Some investors remain confident that the current downturn represents an investment opportunity. Lakewood, N.J.-based Lightstone Group recently paid about $260 million for 19 apartment complexes in the Detroit suburbs. New York-based Ashley Capital has purchased older warehouse spaces at low prices, updated them and re-leased them. Retail rents are expected to rise even as new supply continues to ramp up.

Some boosters argue that Detroit's long-embattled downtown, which hosted last season's Super Bowl, is poised for a turnaround thanks to new baseball and football stadiums, a new corporate headquarters for Compuware Corp., as well as a movie theater and new stores that have opened in the Renaissance Center.

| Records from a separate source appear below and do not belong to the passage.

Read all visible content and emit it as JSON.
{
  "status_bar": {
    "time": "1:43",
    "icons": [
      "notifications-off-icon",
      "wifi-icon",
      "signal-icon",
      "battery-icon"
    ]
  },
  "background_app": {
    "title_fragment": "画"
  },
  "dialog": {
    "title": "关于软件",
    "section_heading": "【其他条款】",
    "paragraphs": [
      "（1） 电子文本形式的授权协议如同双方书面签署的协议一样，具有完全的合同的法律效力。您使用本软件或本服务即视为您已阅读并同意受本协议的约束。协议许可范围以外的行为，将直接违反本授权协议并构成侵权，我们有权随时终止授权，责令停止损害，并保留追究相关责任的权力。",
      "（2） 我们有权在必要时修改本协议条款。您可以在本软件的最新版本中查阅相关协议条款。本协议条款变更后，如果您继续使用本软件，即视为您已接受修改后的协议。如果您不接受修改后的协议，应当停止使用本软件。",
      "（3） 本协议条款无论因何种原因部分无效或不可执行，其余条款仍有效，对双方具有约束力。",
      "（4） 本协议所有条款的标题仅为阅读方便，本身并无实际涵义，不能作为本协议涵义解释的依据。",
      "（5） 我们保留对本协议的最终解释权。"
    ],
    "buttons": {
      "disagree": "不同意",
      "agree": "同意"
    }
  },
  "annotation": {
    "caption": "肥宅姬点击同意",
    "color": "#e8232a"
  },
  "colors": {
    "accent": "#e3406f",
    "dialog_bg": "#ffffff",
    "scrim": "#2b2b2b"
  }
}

Still, the lackluster economy dogs even the newest projects. In April, Redico LLC, a Southfield, Mich.-based developer, completed One Kennedy Square, a 240,000-square-foot office building in downtown Detroit. Visteon Corp., an auto-parts supplier, was to have occupied nearly half the building. Instead, Visteon, which is restructuring, is working to sublease the space on which it has a 10-year-lease, though a spokesman says the company might still use some of the space.

Redico has another tenant in hand for an additional 55,000 square feet but acknowledges the Detroit market is a challenging one for landlords. "This is all a game about consolidation, arbitrage between buildings and people looking to gain efficiencies," says Tysen McCarthy, a senior vice president at Redico. "You can't get complacent or someone will eat your lunch."